War is the plague of modern times. Losing yourself in the middle of nowhere and living under constant threats of detonations, bullets and explosions is the worst nightmare soldiers live with. Filmmaker Lalange Snow decided to bring out the devastating power of war through the series titled “We Are Not Dead.”
The filmmaker interviewed 14 members of the 1st Battalion The Royal Regiment of Scotland before they were sent to Afghanistan, after three months’ service and right after they came back home.
The series is a detailed project that helps us understand how war destroys a person’s body and mind. You can actually see the trauma on their faces.
War changes and destroys people. Being so close to death is not a joke. You have to live with that feeling for the rest of your life.
Check out these photos, and pay attention to the way war changes their physical features and writes the horror on their faces. Soldiers are forced to confront enemies and death far away from home. Unfortunately, some of them end up dealing with depression, alcoholism and even commit suicide.
The first photos show nervousness and uncertainty, while second photos show what it’s like to be a soldier in Afghanistan. They are already aware of the war and the situation they are in. The last photos are confusing. You can see fear, regret and relief in their eyes. Words can’t describe these photos. Being deployed is the only way to understand what these men go through. Every soldier hopes to survive the war and go back home. That’s why they are so relieved in the last interviews. And broken. You can’t ignore that.
Private Chris MacGregor, 24
11th March, Edinburgh: “Obviously I’ll miss family but other than that I am going to miss my dogs more than anything. They are my de-stressers and keep me sane. I think I’ll miss TV too though. I try not to think about the worst case scenario.”

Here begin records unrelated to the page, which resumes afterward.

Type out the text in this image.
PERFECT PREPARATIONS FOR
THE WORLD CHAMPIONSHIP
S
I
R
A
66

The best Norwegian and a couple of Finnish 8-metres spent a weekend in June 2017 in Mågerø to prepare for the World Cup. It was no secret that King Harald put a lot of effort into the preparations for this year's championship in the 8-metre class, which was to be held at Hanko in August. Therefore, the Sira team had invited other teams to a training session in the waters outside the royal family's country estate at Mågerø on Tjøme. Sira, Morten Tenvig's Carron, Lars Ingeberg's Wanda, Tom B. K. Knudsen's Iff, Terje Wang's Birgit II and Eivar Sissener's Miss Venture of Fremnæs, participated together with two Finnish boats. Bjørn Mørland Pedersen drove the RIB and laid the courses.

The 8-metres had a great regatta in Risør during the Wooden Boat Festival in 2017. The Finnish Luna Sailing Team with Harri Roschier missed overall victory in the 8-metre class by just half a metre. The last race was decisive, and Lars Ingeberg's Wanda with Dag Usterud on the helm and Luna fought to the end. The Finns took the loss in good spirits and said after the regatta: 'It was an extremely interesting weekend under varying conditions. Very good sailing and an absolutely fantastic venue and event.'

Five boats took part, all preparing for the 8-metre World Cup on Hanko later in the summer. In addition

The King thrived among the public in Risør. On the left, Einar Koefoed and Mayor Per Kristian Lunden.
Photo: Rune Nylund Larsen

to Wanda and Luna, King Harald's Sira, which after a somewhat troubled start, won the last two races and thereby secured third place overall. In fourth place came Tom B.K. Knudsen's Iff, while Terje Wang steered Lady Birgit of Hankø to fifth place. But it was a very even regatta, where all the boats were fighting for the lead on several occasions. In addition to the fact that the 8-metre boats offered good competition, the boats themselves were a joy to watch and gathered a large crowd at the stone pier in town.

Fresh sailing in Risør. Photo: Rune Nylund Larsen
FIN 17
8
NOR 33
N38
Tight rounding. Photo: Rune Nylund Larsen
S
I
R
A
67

19th June, Compound 19, Nad Ali, after an IED incident: “Most people get used to being away from home but I find it hard. It’s your fear that keeps you alive here. But I believe if it’s going to happen, it’s going to happen and there’s nothing you can do about it. If the big man upstairs could do anything, there’d be no dead soldiers. They’d all be alive. It still hurts when you hear about a soldier dying. You think about what their families are going through. You ask what they died for and what we are achieving here. I am not sure any more. That Afghan soldier losing his legs just now… I don’t know….”

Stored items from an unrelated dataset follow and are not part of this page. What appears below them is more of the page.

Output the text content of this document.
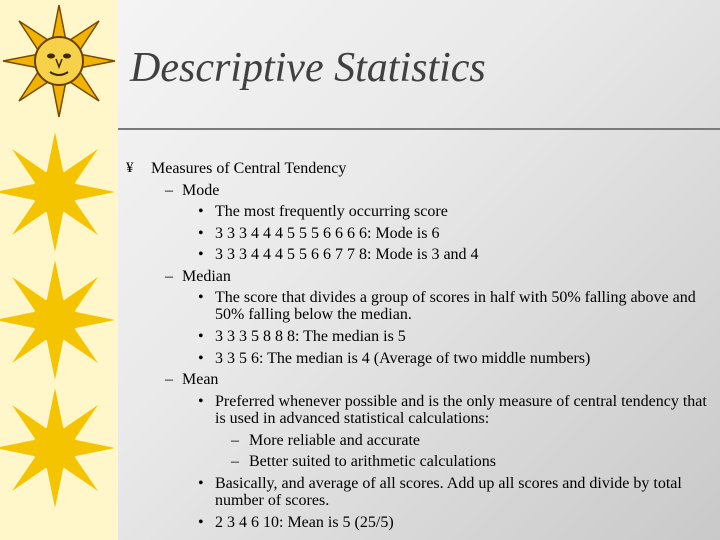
Descriptive Statistics
¥ Measures of Central Tendency
– Mode
• The most frequently occurring score
• 3 3 3 4 4 4 5 5 5 6 6 6 6: Mode is 6
• 3 3 3 4 4 4 5 5 6 6 7 7 8: Mode is 3 and 4
– Median
• The score that divides a group of scores in half with 50% falling above and 50% falling below the median.
• 3 3 3 5 8 8 8: The median is 5
• 3 3 5 6: The median is 4 (Average of two middle numbers)
– Mean
• Preferred whenever possible and is the only measure of central tendency that is used in advanced statistical calculations:
– More reliable and accurate
– Better suited to arithmetic calculations
• Basically, and average of all scores. Add up all scores and divide by total number of scores.
• 2 3 4 6 10: Mean is 5 (25/5)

28th August, Edinburgh, after being sent home due to knee injury: “My legs just gave up. I think it was the weight – 135 pounds or something. I just had to accept, my body was telling me to give up as I had pushed it. I was telling it to go, it was telling me to stop. When squaddies come back they still have a lot of adrenaline and anger in them. I had to have anger management after Iraq. If I get like that now, I just go for a walk with the dogs. It is the best way to deal with it, instead of being all tense and ready to snap at folk. The first thing I did when I came back, apart from kissing and cuddling the misses and my bairn, was go for a massive walk with the dogs. I walked for miles and miles not caring where I stepped.”